Our stakeholder discussions suggested that there were limited resources dedicated to staff education and training. However, in both of our case study sites LTPAC staff were provided significant support from within and without the LTPAC facilities.

Staff Education and Training

All of the data sources we explored in this research highlighted the need for staff education and training at LTPAC facilities. Findings from the literature, stakeholder discussions, and case studies indicate that staff at LTPAC facilities tended to be older and less technologically adept and therefore in need of more extensive education and training compared to staff at hospitals and other providers (see Provider Organization Characteristics level of Conceptual Framework). Discussions with key stakeholders revealed that despite the high need for HIT training, LTPAC providers have limited options to provide EHR and HIE education for their staff. Generally, federally supported technical assistance programs that could potentially assist LTPAC providers, such as the ONC RECs and HIT work force training programs have ended,54 and few vendors provide this training free of charge or at a price point that many LTPAC providers can afford.

However, some of the initiatives to promote exchange in LTPAC facilities that we examined have provided staff education and training, including CORHIO and those studied during our site visits. Respondents from both site visits were reportedly provided extensive training through either their HIE Organization (e.g., KeyHIE) or by the LTPAC facilities themselves (e.g., Ebenezer and Benedictine), which enabled ease of use.

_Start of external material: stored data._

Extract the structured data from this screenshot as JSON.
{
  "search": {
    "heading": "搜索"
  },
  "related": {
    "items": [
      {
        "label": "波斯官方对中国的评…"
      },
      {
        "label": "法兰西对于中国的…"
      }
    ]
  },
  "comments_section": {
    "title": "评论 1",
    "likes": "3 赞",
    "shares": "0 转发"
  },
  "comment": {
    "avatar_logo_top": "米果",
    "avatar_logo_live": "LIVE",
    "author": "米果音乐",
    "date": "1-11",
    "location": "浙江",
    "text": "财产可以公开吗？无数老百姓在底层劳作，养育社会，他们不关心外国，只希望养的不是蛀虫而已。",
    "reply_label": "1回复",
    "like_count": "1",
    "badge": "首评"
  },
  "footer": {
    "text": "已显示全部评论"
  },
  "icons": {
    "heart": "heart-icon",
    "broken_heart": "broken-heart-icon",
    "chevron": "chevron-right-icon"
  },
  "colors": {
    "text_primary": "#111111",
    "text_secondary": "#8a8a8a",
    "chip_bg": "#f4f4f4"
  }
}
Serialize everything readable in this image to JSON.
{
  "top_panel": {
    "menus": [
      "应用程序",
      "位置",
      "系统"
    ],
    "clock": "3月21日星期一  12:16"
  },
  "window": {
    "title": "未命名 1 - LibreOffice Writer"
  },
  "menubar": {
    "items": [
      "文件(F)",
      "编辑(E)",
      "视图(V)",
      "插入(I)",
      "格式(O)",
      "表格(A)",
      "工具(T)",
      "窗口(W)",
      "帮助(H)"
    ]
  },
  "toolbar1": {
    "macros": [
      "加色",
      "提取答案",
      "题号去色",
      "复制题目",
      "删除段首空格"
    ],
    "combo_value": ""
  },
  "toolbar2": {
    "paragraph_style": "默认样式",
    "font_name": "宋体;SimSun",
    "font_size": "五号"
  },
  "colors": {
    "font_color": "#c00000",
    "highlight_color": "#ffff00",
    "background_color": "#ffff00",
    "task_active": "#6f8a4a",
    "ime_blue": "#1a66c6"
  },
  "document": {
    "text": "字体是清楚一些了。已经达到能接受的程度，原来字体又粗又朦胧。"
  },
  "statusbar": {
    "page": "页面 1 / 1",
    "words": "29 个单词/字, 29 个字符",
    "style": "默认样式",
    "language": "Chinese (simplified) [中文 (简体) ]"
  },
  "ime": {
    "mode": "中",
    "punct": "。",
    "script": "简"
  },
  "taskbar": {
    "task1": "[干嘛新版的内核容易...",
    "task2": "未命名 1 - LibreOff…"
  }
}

In Pennsylvania, the burden of training LTPAC facility staff largely fell on KeyHIE. Because of the intensive training and follow-on technical assistance provided by KeyHIE, few providers who were using KeyHIE to exchange data reported workflow issues in using KeyHIE to exchange data. KeyHIE staff reportedly provides two full-day sessions of training to users and were highly responsive to any phone inquiries in the event of issues after the technology was in place. Training from KeyHIE is included in the ongoing subscription fee.

In Minnesota, the LTPAC facilities provided training to their own staff. At St. Gertrude's, one of the younger staff members indicated that learning to use MatrixCare to exchange CCDs took "five minutes of training". However, as indicated in the literature and stakeholder discussions, the transition to electronic operations has been more challenging for older staff, who still prefer working with paper. Fairview also manages staff education and training in-house for both HHAs and NFs. Upon hire, every new Fairview Health Services employee must complete a two-day HIT course. This suggests that large integrated delivery systems that own LTPAC facilities may be able to leverage existing HIT staff and training capability that may have been developed with EHR Incentive payments to extend training to their affiliated LTPAC entities. These incentive payments are not available to LTPAC providers.